The bloat peaks on day three or four, not on retrieval day. Your ovaries are still enlarged from stim and take days to shrink, and the puncture sites add a small amount of pelvic free fluid that intensifies the distension. In the absence of red flags, this bloating is not the same as OHSS. It should plateau and then slowly resolve.
When should I call the clinic for OHSS after egg retrieval?
Days 3 to 5 are the highest-risk window for early-onset OHSS. Call your clinic same-day for weight gain over 1 kg (2.2 lb) in 24 hours, new shortness of breath, decreased urine output, severe abdominal pain (especially one-sided), or persistent vomiting. Go to the emergency department for severe shortness of breath, chest pain, calf swelling, fainting, or pain that is not relieved at all.
Why do I feel so emotional after egg retrieval?

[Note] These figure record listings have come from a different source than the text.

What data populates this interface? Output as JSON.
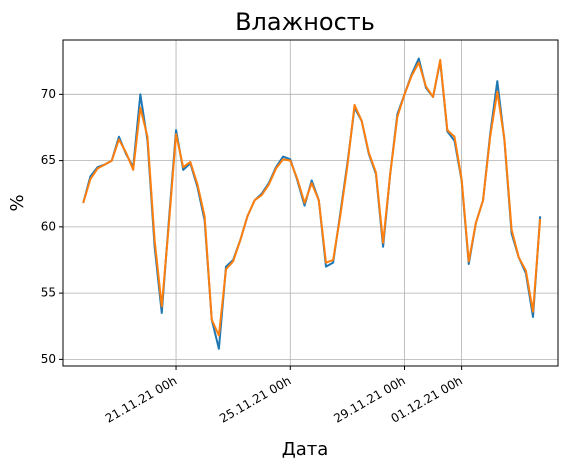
{
  "chart_data": {
    "type": "line",
    "title": "Влажность",
    "xlabel": "Дата",
    "ylabel": "%",
    "x": [
      "17.11.21 18h",
      "18.11.21 00h",
      "18.11.21 06h",
      "18.11.21 12h",
      "18.11.21 18h",
      "19.11.21 00h",
      "19.11.21 06h",
      "19.11.21 12h",
      "19.11.21 18h",
      "20.11.21 00h",
      "20.11.21 06h",
      "20.11.21 12h",
      "20.11.21 18h",
      "21.11.21 00h",
      "21.11.21 06h",
      "21.11.21 12h",
      "21.11.21 18h",
      "22.11.21 00h",
      "22.11.21 06h",
      "22.11.21 12h",
      "22.11.21 18h",
      "23.11.21 00h",
      "23.11.21 06h",
      "23.11.21 12h",
      "23.11.21 18h",
      "24.11.21 00h",
      "24.11.21 06h",
      "24.11.21 12h",
      "24.11.21 18h",
      "25.11.21 00h",
      "25.11.21 06h",
      "25.11.21 12h",
      "25.11.21 18h",
      "26.11.21 00h",
      "26.11.21 06h",
      "26.11.21 12h",
      "26.11.21 18h",
      "27.11.21 00h",
      "27.11.21 06h",
      "27.11.21 12h",
      "27.11.21 18h",
      "28.11.21 00h",
      "28.11.21 06h",
      "28.11.21 12h",
      "28.11.21 18h",
      "29.11.21 00h",
      "29.11.21 06h",
      "29.11.21 12h",
      "29.11.21 18h",
      "30.11.21 00h",
      "30.11.21 06h",
      "30.11.21 12h",
      "30.11.21 18h",
      "01.12.21 00h",
      "01.12.21 06h",
      "01.12.21 12h",
      "01.12.21 18h",
      "02.12.21 00h",
      "02.12.21 06h",
      "02.12.21 12h",
      "02.12.21 18h",
      "03.12.21 00h",
      "03.12.21 06h",
      "03.12.21 12h",
      "03.12.21 18h"
    ],
    "series": [
      {
        "color": "#1f77b4",
        "values": [
          61.8,
          63.8,
          64.5,
          64.7,
          65.0,
          66.8,
          65.5,
          64.5,
          70.0,
          66.5,
          58.5,
          53.5,
          60.5,
          67.3,
          64.3,
          64.8,
          63.0,
          60.5,
          53.0,
          50.8,
          57.0,
          57.5,
          59.0,
          60.8,
          62.0,
          62.5,
          63.3,
          64.5,
          65.3,
          65.1,
          63.5,
          61.6,
          63.5,
          62.0,
          57.0,
          57.3,
          61.0,
          64.8,
          69.0,
          68.0,
          65.5,
          64.0,
          58.5,
          64.0,
          68.5,
          70.0,
          71.5,
          72.7,
          70.5,
          69.8,
          72.5,
          67.2,
          66.5,
          63.5,
          57.2,
          60.3,
          62.0,
          67.0,
          71.0,
          66.5,
          59.5,
          57.7,
          56.5,
          53.2,
          60.8
        ]
      },
      {
        "color": "#ff7f0e",
        "values": [
          61.8,
          63.6,
          64.4,
          64.7,
          65.0,
          66.6,
          65.6,
          64.3,
          69.0,
          66.8,
          59.0,
          54.0,
          60.2,
          67.0,
          64.5,
          64.9,
          63.2,
          60.8,
          53.0,
          51.8,
          56.8,
          57.4,
          59.0,
          60.8,
          62.0,
          62.4,
          63.2,
          64.4,
          65.1,
          65.0,
          63.6,
          61.8,
          63.3,
          62.0,
          57.3,
          57.5,
          60.8,
          64.6,
          69.2,
          68.0,
          65.6,
          64.1,
          58.8,
          64.0,
          68.3,
          70.0,
          71.4,
          72.4,
          70.6,
          69.8,
          72.6,
          67.3,
          66.8,
          63.6,
          57.4,
          60.3,
          62.0,
          66.8,
          70.2,
          66.6,
          59.8,
          57.7,
          56.7,
          53.6,
          60.6
        ]
      }
    ],
    "xlim": [
      "17.11.21 01h",
      "04.12.21 09h"
    ],
    "xticks": [
      "21.11.21 00h",
      "25.11.21 00h",
      "29.11.21 00h",
      "01.12.21 00h"
    ],
    "ylim": [
      49.5,
      74.1
    ],
    "yticks": [
      50,
      55,
      60,
      65,
      70
    ],
    "grid": true
  }
}
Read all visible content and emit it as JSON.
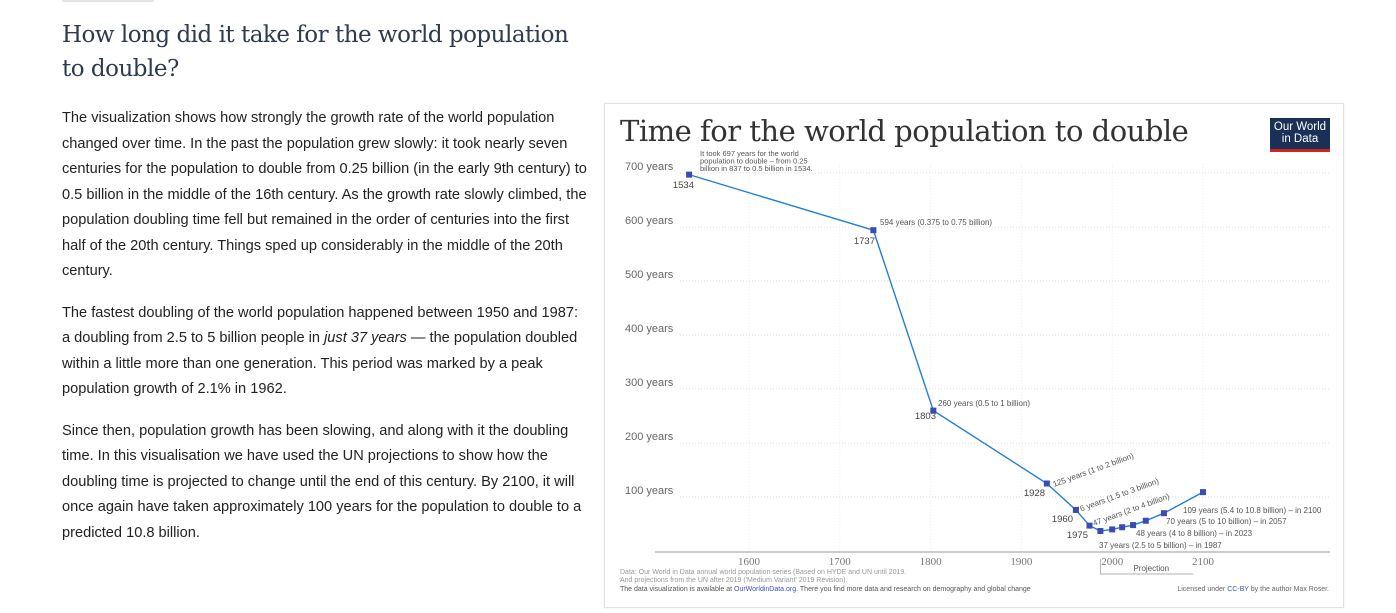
{
  "article": {
    "heading": "How long did it take for the world population to double?",
    "paragraphs": [
      [
        "The visualization shows how strongly the growth rate of the world population changed over time. In the past the population grew slowly: it took nearly seven centuries for the population to double from 0.25 billion (in the early 9th century) to 0.5 billion in the middle of the 16th century. As the growth rate slowly climbed, the population doubling time fell but remained in the order of centuries into the first half of the 20th century. Things sped up considerably in the middle of the 20th century."
      ],
      [
        "The fastest doubling of the world population happened between 1950 and 1987: a doubling from 2.5 to 5 billion people in ",
        "just 37 years",
        " — the population doubled within a little more than one generation. This period was marked by a peak population growth of 2.1% in 1962."
      ],
      [
        "Since then, population growth has been slowing, and along with it the doubling time. In this visualisation we have used the UN projections to show how the doubling time is projected to change until the end of this century. By 2100, it will once again have taken approximately 100 years for the population to double to a predicted 10.8 billion."
      ]
    ]
  },
  "chart_data": {
    "type": "line",
    "title": "Time for the world population to double",
    "logo": "Our World in Data",
    "xlim": [
      1500,
      2120
    ],
    "ylim": [
      0,
      720
    ],
    "x_ticks": [
      "1600",
      "1700",
      "1800",
      "1900",
      "2000",
      "2100"
    ],
    "y_ticks": [
      "100 years",
      "200 years",
      "300 years",
      "400 years",
      "500 years",
      "600 years",
      "700 years"
    ],
    "grid": true,
    "color": "#1f7ed6",
    "marker_color": "#3a4bb3",
    "points": [
      {
        "x": 1534,
        "y": 697,
        "year_label": "1534",
        "label": ""
      },
      {
        "x": 1737,
        "y": 594,
        "year_label": "1737",
        "label": "594 years (0.375 to 0.75 billion)"
      },
      {
        "x": 1803,
        "y": 260,
        "year_label": "1803",
        "label": "260 years (0.5 to 1 billion)"
      },
      {
        "x": 1928,
        "y": 125,
        "year_label": "1928",
        "label": "125 years (1 to 2 billion)"
      },
      {
        "x": 1960,
        "y": 76,
        "year_label": "1960",
        "label": "76 years (1.5 to 3 billion)"
      },
      {
        "x": 1975,
        "y": 47,
        "year_label": "1975",
        "label": "47 years (2 to 4 billion)"
      },
      {
        "x": 1987,
        "y": 37,
        "year_label": "",
        "label": "37 years (2.5 to 5 billion) – in 1987"
      },
      {
        "x": 2000,
        "y": 40,
        "year_label": "",
        "label": ""
      },
      {
        "x": 2011,
        "y": 44,
        "year_label": "",
        "label": ""
      },
      {
        "x": 2023,
        "y": 48,
        "year_label": "",
        "label": "48 years (4 to 8 billion) – in 2023"
      },
      {
        "x": 2037,
        "y": 56,
        "year_label": "",
        "label": ""
      },
      {
        "x": 2057,
        "y": 70,
        "year_label": "",
        "label": "70 years (5 to 10 billion) – in 2057"
      },
      {
        "x": 2100,
        "y": 109,
        "year_label": "",
        "label": "109 years (5.4 to 10.8 billion) – in 2100"
      }
    ],
    "annotation": [
      "It took 697 years for the world",
      "population to double – from 0.25",
      "billion in 837 to 0.5 billion in 1534."
    ],
    "projection_label": "Projection",
    "source_lines": [
      "Data: Our World in Data annual world population series (Based on HYDE and UN until 2019.",
      "And projections from the UN after 2019 ('Medium Variant' 2019 Revision)."
    ],
    "footer_pre": "The data visualization is available at ",
    "footer_link": "OurWorldinData.org",
    "footer_post": ". There you find more data and research on demography and global change",
    "license_pre": "Licensed under ",
    "license_link": "CC-BY",
    "license_post": " by the author Max Roser."
  }
}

Around day 4 to 8, oestradiol drops from peak stim levels back toward baseline, a shift biochemically similar to the postpartum period on a compressed timeline. The result can be sudden tearfulness, low mood, anxiety, and irritability. There is also a rhythm void once the nightly injections and frequent scans stop. Both are normal.
What pain medication can I take after egg retrieval?
Acetaminophen (paracetamol) is the first-line option, taken on a schedule rather than as needed for the first 48 hours. Most clinics ask you to avoid NSAIDs like ibuprofen and naproxen before a transfer, though protocols vary, so ask yours. If pain does not improve with paracetamol and rest, or is escalating, call the clinic for a same-day review.
When does your period come after a freeze-all egg retrieval?
The period after a freeze-all retrieval typically arrives 7 to 14 days post-retrieval. It is often heavier than usual because the lining built up during stim sheds, and you may pass small clots. That is expected. Soaking a pad in under an hour is not, and warrants a same-day call to your clinic.